Gesell dacht de oplossing gevonden te hebben voor een hardnekkig probleem dat zich keer op keer aandiende in een economische crisis, namelijk de zichzelf versterkende spiraal van dalende consumentenbestedingen en dalende prijzen. Om deze negatieve spiraal te doorbreken moest er een manier gevonden worden om te voorkomen dat mensen hun geld oppotten en bestedingen gaat uitstellen.
In zijn eerste wetenschappelijke publicatie uit 1891 beschreef hij voor het eerst het concept van negatieve rente, waarbij alle bankbiljetten periodiek een nieuw stempel nodig hebben om wettig betaalmiddel te blijven. Voor het stempelen van de bankbiljetten zou dan een prijs betaald moeten worden, die een fractie is van de waarde van de bankbiljetten. Met deze stempelmethode kan er op jaarbasis bijvoorbeeld een negatieve rente van 5% in rekening worden gebracht.
Omloopsnelheid
Het uitgangspunt van Gesell is dat goederen na verloop van tijd in waarde dalen, terwijl het geld een constante waarde heeft. Dit schreef hij in een tijdperk waarin het geld in veel landen nog gekoppeld was aan goud en de prijzen over de lange termijn zeer stabiel bleven. Maar in een crisis stonden de prijzen langdurig onder druk, met als gevolg dat het voor spaarders nog aantrekkelijker wordt om geld op te potten. Een belasting op geld – zoals stempels op bankbiljetten – zou deze negatieve spiraal kunnen doorbreken, omdat sparen dan niet meer zo aantrekkelijk is. Het geld komt sneller in omloop en daarmee kan een economie, volgens de theorie van Gesell, sneller uit een crisis komen.
Het idee om bankbiljetten af te stempelen is – waarschijnlijk om praktische redenen – nooit op grote schaal toegepast. In de gevallen waar het wel werd toegepast was de implementatie niet ideaal, waardoor het concept nooit echt goed getest kon worden. De Amerikaanse staat Oregon hield in de jaren dertig een experiment met geld dat afgestempeld moest worden. Maar omdat het stempeltje niet periodiek, maar per transactie, werd gegeven werkte dit geldsysteem niet. Het geld werd opnieuw opgepot en kwam zelden in omloop.
Het afstempelen van bankbiljetten werd nooit een groot succes, maar het concept van een belasting op geld werd later met veel interesse besproken door onder andere economen als Irving Fisher en John Maynard Keynes. Zij zagen negatieve rente op spaargeld als een aanvullend instrument voor het voeren van monetair beleid. Ook Kenneth Rogoff en Willem Buiter hebben de afgelopen jaren veel geschreven over dit thema.

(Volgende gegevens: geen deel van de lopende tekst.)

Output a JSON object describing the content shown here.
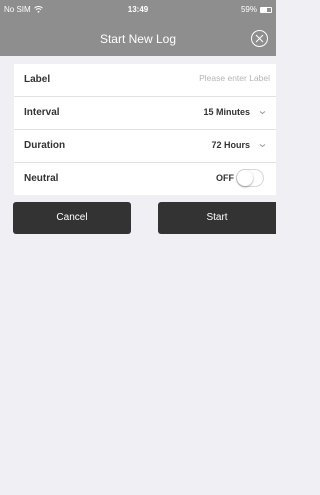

Bankbiljetten die periodiek afgestempeld moest worden waren de eerste vorm van negatieve rente
Negatieve rente en contant geld
Het stempelen van bankbiljetten werd geen succes, maar het concept van negatieve rente wordt door steeds meer centrale banken omarmd als manier om de inflatie en de omloopsnelheid van geld te verhogen. Zes centrale banken hanteren al een negatieve rente en het is slechts een kwestie van tijd voordat banken deze gaan doorberekenen aan de spaarders. Maar er zijn beperkingen aan de mate waarin dit beleidsinstrument toegepast kan worden.
Wordt de negatieve rente te hoog, dan zullen spaarders proberen deze te ontwijken door hun vermogen in de vorm van contant geld aan te houden. Dat is ook de reden waarom sommige economen pleiten voor het afschaffen van grote bankbiljetten of zelfs voor het verbieden van cash geld. Dat laatste is het meest effectief, maar ook het meest omstreden. Niet alleen uit het oogpunt van privacy, maar ook vanuit het oogpunt van veiligheid en risicospreiding. Als het girale betalingsverkeer om wat voor reden dan ook vastloopt, dan is er altijd nog contant geld om op terug te vallen. Zou je contant geld verbieden, dan maak je de economie extra kwetsbaar voor storingen in het elektronische betalingsverkeer.
Het thema van negatieve rente zal ons de komende jaren nog veel bezighouden, want het ziet er niet naar uit dat centrale banken als de ECB en de Bank of Japan spoedig zullen afwijken van hun beleid van extreem lage en negatieve rentes.
Lees meer:
- G4S: Contant geld nog steeds populairste betaalmiddel
- “Negatieve rente reden om meer goud te kopen”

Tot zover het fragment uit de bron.